Loi Evin sur l'alcool : les députés modifient la loi contre l'avis du gouvernement
Faisant fi de l’avis du gouvernement qui leur avait demandé de ne pas toucher à la loi Evin, les députés ont finalement adopté dans la nuit de mercredi à jeudi 11, en commission parlementaire, l’amendement de Gérard César (Les Républicains, ex-UMP) qui vise à assouplir la loi de 1991 encadrant la publicité par l’alcool, clarifiant la distinction entre publicité et information journalistique.
Les députés de la commission spéciale chargée d'étudier la loi Macron ont "massivement" maintenu l’amendement adopté début mai par le Sénat en tant qu’article 62 ter du projet de Loi Macron, lors de l’examen en commission en nouvelle lecture de ce projet de loi, a expliqué sur BFMTV Laurent Grandguillaume, député PS et rapporteur de la Loi Macon.
Selon ce texte, pour justifier une action en justice contre une publicité pour de l'alcool, il faut pouvoir prouver que la personne fait la promotion de l'alcool au sens large et que cette communication est "susceptible d’être perçue comme un acte de promotion par un consommateur d’attention moyenne".

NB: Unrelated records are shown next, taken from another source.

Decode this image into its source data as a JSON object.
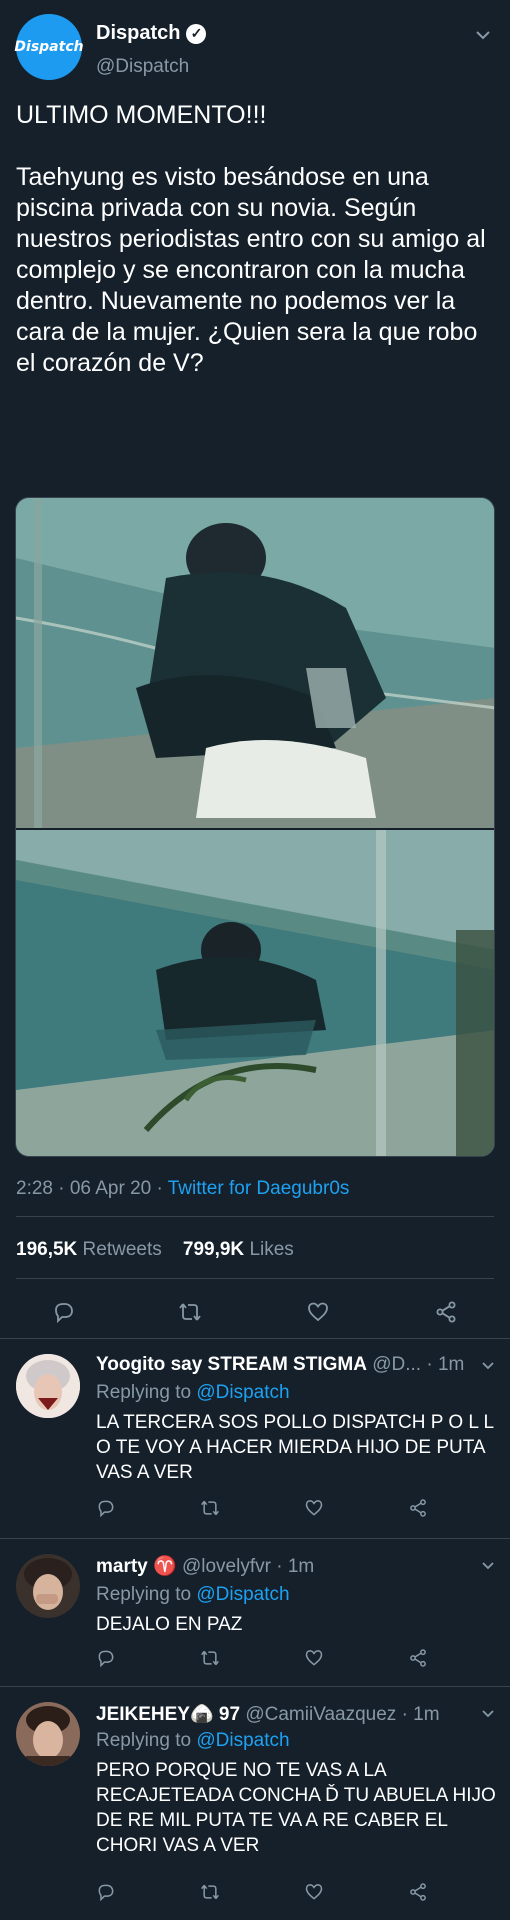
{
  "tweet": {
    "avatar_text": "Dispatch",
    "name": "Dispatch",
    "handle": "@Dispatch",
    "text": "ULTIMO MOMENTO!!!\n\nTaehyung es visto besándose en una piscina privada con su novia. Según nuestros periodistas entro con su amigo al complejo y se encontraron con la mucha dentro. Nuevamente no podemos ver la cara de la mujer. ¿Quien sera la que robo el corazón de V?",
    "time": "2:28 · 06 Apr 20 · ",
    "source": "Twitter for Daegubr0s",
    "retweets_count": "196,5K",
    "retweets_label": " Retweets",
    "likes_count": "799,9K",
    "likes_label": " Likes"
  },
  "replies": [
    {
      "name": "Yoogito say STREAM STIGMA",
      "handle": " @D... · 1m",
      "replying_prefix": "Replying to ",
      "replying_handle": "@Dispatch",
      "text": "LA TERCERA SOS POLLO DISPATCH P O L L O TE VOY A HACER MIERDA HIJO DE PUTA VAS A VER"
    },
    {
      "name": "marty ",
      "name_symbol": "♈",
      "handle": " @lovelyfvr · 1m",
      "replying_prefix": "Replying to ",
      "replying_handle": "@Dispatch",
      "text": "DEJALO EN PAZ"
    },
    {
      "name": "JEIKEHEY",
      "name_emoji": "🍙",
      "name_suffix": " 97",
      "handle": " @CamiiVaazquez · 1m",
      "replying_prefix": "Replying to ",
      "replying_handle": "@Dispatch",
      "text": "PERO PORQUE NO TE VAS A LA RECAJETEADA CONCHA Ď TU ABUELA HIJO DE RE MIL PUTA TE VA A RE CABER EL CHORI VAS A VER"
    }
  ],
  "colors": {
    "background": "#15202b",
    "muted": "#8899a6",
    "link": "#1da1f2",
    "divider": "#38444d"
  },
  "icons": [
    "verified-icon",
    "chevron-down-icon",
    "reply-icon",
    "retweet-icon",
    "like-icon",
    "share-icon"
  ]
}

"C'est un coup dur porté à la santé publique. Je regrette que la loi Macron serve à détricoter la loi Evin. Je veux rappeler que la loi Evin permet depuis 30 ans d'encadrer, et non pas d'interdir, la publicité pour l'alcool. (...) Il ne fallait pas y toucher", a déclaré Marisol Touraine ce jeudi. Lundi 8, elle avait pourtant expressément appelé les députés"à ne pas changer la loi Evin".
"Même s’il semble technique, cet amendement libérera de facto la possibilité de faire de la publicité en faveur de l’alcool, et ce quasiment sans limite", s’était quant à lui inquiété son ancien prédécesseur Claude Evin, auteur de la loi de 1991 qui porte son nom. "Dans les faits, réunir ces deux critères sera impossible! Du coup, les tribunaux se concentreront sur le fait de savoir s’il s’agissait, ou non, d’une publicité, sûrement sans parvenir à trancher, oubliant le vrai débat: le produit lui-même", avait-il expliqué dans les colonnes du Parisien.
Très inquiètes, les associations de lutte contre l’alcoolisme avaient de leur côté adressé aux députés un courrier dans lequel elles affirmaient que le vote de l’amendement "constituerait une défaite pour la santé publique mais aussi une honte pour notre pays". "Aujourd’hui, avec la loi Evin, on peut obtenir des sanctions contre des opérations qui, sous couvert d’information, font la promotion de l’alcool", expliquait ainsi le docteur Alain Rigaud, président de l’Association nationale de prévention en alcoologie et addictologie (Anpaa).
Mais l’ensemble du groupe d'étude sur la viticulture de l’Assemblée nationale, présidé par la députée socialiste et viticultrice Catherine Quéré (Charente-Maritime), a appelé "en conscience et responsabilité" à maintenir l’amendement voté au Sénat, affirmant qu'"il garantit un cadre clair pour la survie de notre viticulture, pour le développement des projets oenotouristiques locaux".
Pour le sénateur Claude César, ancien viticulteur bordelais, son amendement n'est pas destiné à remettre en cause la loi Evin mais à la clarifier, différenciant clairement publicité et promotion et établissant une différence entre les alcools forts et le vin. En effet, il faut, selon lui, dissocier"la pratique du +binge drinking+, qui consiste à boire de grandes quantités d’alcool, souvent fort, en peu du temps, et qui entraîne des drames chez les jeunes", de la consommation de vin en tant que "produit qui accompagne agréablement un repas, et est associé à la gastronomie".
Enfin, pour le député PS de la Gironde Gilles Savary, cet amendement"ne remet nullement en cause ni l'esprit ni la lettre de la loi Évin, mais vise à éviter que, dans notre pays, dont la tradition viticole ancestrale s'est fortement imprimée dans la culture, et désormais dans notre économie et dans les rares succès de notre commerce extérieur, il devienne risqué pour un journaliste, un cinéaste ou un romancier d'évoquer nos produits vinicoles ou d'y faire référence".
Malgré tout, le débat est loin d’être clos. En effet, pour que la loi Evin soit effectivement assouplie, il faudrait qu'après cette adoption en commission, l’ensemble des députés adoptent l’article en l’état en séance plénière à l’Assemblée la semaine prochaine. Et d'ici là, le gouvernement compte bien remettre la pression sur le groupe socialiste pour le dissuader de le voter.